The United States spends $750 billion annually on health care that does not make us any healthier. The world's oldest private cancer center, Memorial Sloan-Kettering in New York City, announced Monday a surprising step to bring down that number. It will not offer patients a $11,000 per month cancer drug called Zaltrap.
Simply put, top executives do not believe the drug is worth the price tag. Here's Peter Bach, Leonard Saltz and Robert Wittes in Monday's New York Times:
The drug, Zaltrap, has proved to be no better than a similar medicine we already have for advanced colorectal cancer, while its price — at $11,063 on average for a month of treatment — is more than twice as high.
In most industries something that offers no advantage over its competitors and yet sells for twice the price would never even get on the market. But that is not how things work for drugs.

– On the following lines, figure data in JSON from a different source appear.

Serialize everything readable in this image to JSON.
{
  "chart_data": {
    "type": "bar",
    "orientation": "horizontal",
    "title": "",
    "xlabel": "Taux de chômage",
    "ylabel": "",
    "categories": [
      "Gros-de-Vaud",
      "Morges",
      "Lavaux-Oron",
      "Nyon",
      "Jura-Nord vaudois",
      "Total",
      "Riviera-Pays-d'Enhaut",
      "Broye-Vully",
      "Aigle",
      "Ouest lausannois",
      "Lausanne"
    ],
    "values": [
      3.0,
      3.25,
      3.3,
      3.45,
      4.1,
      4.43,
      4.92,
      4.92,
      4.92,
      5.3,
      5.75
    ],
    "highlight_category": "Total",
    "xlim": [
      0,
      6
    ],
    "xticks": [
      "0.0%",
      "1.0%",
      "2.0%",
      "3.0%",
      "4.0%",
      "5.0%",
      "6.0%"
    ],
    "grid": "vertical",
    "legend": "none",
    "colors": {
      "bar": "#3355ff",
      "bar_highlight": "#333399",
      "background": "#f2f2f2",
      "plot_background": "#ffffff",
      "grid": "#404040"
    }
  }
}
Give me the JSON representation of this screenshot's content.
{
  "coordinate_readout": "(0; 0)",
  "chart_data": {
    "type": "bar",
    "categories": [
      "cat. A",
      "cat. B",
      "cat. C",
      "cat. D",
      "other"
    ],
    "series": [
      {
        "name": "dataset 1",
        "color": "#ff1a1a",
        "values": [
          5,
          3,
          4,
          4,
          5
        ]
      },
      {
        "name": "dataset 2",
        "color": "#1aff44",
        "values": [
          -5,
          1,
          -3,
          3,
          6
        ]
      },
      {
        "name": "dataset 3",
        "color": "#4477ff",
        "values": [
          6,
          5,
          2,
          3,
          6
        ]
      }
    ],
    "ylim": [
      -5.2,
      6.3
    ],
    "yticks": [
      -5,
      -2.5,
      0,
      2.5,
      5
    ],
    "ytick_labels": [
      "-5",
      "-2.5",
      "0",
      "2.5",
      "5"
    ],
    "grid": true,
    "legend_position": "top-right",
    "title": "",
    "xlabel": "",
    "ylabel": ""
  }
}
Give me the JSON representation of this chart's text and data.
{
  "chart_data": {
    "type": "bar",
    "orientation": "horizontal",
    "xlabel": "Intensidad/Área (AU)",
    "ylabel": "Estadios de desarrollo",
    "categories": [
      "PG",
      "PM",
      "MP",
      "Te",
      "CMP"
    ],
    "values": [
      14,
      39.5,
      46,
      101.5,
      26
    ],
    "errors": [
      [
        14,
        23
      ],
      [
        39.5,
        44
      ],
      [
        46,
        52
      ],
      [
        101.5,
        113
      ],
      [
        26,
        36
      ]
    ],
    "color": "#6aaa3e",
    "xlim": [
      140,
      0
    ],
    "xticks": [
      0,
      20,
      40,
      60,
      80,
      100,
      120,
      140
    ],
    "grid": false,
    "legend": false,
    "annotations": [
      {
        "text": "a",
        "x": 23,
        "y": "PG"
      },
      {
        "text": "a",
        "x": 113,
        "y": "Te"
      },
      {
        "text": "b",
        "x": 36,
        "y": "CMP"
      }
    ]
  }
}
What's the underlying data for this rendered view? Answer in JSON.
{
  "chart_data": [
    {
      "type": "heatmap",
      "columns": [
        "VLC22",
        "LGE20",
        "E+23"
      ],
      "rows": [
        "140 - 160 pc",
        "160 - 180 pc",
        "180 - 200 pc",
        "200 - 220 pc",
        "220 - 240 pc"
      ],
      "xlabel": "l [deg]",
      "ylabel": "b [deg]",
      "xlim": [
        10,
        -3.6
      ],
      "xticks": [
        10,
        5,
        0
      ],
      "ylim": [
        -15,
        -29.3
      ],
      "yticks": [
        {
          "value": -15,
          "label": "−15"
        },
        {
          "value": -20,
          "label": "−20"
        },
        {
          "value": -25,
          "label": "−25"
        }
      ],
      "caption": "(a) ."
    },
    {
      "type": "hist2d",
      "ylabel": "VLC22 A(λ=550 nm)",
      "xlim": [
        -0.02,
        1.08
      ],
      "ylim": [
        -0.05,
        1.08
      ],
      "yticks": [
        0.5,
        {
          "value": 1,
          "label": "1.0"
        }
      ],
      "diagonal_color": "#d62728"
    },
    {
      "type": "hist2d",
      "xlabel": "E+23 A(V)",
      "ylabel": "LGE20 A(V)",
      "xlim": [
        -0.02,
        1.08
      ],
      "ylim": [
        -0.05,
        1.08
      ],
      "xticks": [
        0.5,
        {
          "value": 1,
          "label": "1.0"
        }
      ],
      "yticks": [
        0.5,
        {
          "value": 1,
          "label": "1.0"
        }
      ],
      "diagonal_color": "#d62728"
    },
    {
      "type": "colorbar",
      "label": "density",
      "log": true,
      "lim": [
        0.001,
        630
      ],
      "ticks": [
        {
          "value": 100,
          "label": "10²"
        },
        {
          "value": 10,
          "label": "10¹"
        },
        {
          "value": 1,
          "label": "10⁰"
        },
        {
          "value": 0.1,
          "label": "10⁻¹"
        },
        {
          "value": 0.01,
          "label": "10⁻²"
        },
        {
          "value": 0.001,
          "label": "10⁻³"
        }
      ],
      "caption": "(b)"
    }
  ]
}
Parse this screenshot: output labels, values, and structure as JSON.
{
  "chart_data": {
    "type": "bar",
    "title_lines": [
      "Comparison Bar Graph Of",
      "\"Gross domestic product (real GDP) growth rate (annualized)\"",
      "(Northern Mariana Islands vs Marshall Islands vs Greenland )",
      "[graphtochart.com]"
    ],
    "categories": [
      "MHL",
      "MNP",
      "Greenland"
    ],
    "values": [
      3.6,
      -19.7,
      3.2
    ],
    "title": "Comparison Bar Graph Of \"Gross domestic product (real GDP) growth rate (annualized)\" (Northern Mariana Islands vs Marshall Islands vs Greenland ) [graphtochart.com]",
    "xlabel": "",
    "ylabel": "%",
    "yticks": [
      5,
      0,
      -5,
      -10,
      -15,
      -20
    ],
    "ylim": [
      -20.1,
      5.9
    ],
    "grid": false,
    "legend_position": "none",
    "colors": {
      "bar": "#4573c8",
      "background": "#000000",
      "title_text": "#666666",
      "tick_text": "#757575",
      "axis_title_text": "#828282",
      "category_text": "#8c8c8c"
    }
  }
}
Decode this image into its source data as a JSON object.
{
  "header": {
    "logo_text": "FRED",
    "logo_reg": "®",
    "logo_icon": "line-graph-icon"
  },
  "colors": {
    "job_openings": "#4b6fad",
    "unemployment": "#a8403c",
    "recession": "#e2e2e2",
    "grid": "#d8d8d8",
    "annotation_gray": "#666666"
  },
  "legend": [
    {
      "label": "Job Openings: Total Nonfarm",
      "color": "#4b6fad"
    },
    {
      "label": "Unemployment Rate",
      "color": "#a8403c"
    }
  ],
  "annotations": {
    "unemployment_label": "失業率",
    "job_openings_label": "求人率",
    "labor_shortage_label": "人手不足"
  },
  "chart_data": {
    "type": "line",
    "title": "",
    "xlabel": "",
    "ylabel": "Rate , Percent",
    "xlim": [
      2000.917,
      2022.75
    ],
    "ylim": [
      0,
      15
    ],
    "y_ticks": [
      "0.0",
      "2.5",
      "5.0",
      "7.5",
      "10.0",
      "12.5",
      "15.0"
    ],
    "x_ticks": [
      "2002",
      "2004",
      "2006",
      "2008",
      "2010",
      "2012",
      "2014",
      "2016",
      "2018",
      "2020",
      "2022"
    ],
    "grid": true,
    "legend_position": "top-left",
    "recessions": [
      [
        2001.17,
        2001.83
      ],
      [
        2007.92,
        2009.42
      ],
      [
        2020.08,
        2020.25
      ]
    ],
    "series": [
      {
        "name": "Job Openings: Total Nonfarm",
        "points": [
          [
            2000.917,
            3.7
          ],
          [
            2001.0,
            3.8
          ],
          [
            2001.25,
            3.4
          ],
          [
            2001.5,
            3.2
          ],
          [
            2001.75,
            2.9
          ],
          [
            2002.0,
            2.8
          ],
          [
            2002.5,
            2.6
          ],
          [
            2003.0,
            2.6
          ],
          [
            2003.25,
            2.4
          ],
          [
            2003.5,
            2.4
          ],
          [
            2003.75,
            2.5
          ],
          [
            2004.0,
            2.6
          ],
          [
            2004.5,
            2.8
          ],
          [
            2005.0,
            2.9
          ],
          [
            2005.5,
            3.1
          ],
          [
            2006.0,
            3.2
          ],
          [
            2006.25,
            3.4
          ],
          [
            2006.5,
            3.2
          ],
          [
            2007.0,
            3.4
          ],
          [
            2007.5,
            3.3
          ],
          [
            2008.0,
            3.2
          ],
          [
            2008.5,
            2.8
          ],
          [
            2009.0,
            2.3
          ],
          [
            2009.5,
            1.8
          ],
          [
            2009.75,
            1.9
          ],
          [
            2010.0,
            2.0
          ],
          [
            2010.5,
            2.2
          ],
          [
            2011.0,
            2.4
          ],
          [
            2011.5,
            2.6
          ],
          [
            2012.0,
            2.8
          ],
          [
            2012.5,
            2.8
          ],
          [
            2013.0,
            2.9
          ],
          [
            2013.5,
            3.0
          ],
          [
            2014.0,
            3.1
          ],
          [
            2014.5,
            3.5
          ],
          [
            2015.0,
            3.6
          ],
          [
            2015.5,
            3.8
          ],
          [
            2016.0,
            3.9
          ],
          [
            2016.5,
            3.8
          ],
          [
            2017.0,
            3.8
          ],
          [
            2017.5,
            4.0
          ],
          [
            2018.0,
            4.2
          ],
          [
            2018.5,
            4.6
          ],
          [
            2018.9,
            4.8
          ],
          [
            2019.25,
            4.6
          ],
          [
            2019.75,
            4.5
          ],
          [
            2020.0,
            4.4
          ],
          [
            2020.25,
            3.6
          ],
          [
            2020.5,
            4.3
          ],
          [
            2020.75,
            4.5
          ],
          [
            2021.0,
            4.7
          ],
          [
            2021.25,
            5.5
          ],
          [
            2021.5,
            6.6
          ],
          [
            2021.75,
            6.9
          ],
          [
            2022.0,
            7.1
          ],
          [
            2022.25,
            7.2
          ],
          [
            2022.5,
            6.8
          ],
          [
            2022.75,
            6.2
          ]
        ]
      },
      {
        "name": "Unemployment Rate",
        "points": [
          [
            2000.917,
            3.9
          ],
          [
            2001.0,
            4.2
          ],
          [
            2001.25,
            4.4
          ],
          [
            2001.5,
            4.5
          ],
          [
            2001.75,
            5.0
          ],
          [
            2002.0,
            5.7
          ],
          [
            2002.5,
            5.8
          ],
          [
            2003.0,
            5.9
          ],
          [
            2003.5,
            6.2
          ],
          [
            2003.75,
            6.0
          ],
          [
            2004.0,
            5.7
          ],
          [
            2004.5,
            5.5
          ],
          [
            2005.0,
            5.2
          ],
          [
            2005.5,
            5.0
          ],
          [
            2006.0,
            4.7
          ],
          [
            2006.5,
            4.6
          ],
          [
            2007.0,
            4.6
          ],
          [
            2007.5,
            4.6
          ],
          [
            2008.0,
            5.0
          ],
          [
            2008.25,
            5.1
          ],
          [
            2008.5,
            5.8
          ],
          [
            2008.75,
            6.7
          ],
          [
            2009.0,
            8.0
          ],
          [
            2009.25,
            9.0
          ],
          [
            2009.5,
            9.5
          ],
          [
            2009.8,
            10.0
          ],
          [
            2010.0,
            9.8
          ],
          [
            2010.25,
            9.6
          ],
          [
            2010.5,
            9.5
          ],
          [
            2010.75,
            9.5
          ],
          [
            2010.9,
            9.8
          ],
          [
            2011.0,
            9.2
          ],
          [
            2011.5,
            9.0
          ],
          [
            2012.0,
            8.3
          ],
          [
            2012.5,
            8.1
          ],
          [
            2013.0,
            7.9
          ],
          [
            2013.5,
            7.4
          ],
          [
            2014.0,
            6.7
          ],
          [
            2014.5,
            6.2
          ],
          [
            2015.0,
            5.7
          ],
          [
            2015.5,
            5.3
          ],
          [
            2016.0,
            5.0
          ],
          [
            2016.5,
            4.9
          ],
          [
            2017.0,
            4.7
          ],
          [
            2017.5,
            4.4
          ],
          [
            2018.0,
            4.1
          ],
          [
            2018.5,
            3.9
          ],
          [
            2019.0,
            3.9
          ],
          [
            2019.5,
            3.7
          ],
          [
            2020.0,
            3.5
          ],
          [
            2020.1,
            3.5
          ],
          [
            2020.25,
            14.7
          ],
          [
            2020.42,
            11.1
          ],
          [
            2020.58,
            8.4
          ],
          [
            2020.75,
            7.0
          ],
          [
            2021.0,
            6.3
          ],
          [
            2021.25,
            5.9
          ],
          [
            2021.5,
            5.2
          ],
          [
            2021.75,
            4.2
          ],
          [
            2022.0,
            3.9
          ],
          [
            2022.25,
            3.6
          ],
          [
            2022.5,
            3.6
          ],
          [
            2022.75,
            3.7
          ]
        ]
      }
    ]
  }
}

Health care is not like most other industries. As the Sloan-Kettering officials note, Medicare is required to cover any FDA-approved drug without regard for price or efficacy. Doctors often cite pressure from patients, who want the latest treatment — even if it's not the greatest. Some worry about what it would mean for their practice if they simply turned down requests for a drug they don't think will help.
The Sloan-Kettering executives think that the less expensive choice is also the right one for patients.
National cancer treatment guidelines say that a drug that costs half as much, Avastin, works equally as well as Zaltrap for advanced colorectal cancer. It also comes at a smaller cost to the patient. Bach, Saltz and Witties estimate that a privately insured individual " would have to pay more than $2,200 out of pocket for a month’s treatment with Zaltrap."
Sloan-Kettering knows this won't significantly bring down unnecessary health-care spending — more realistically, it will barely make a dent. Instead, they see it as "a step in the right direction — one of many we need to take."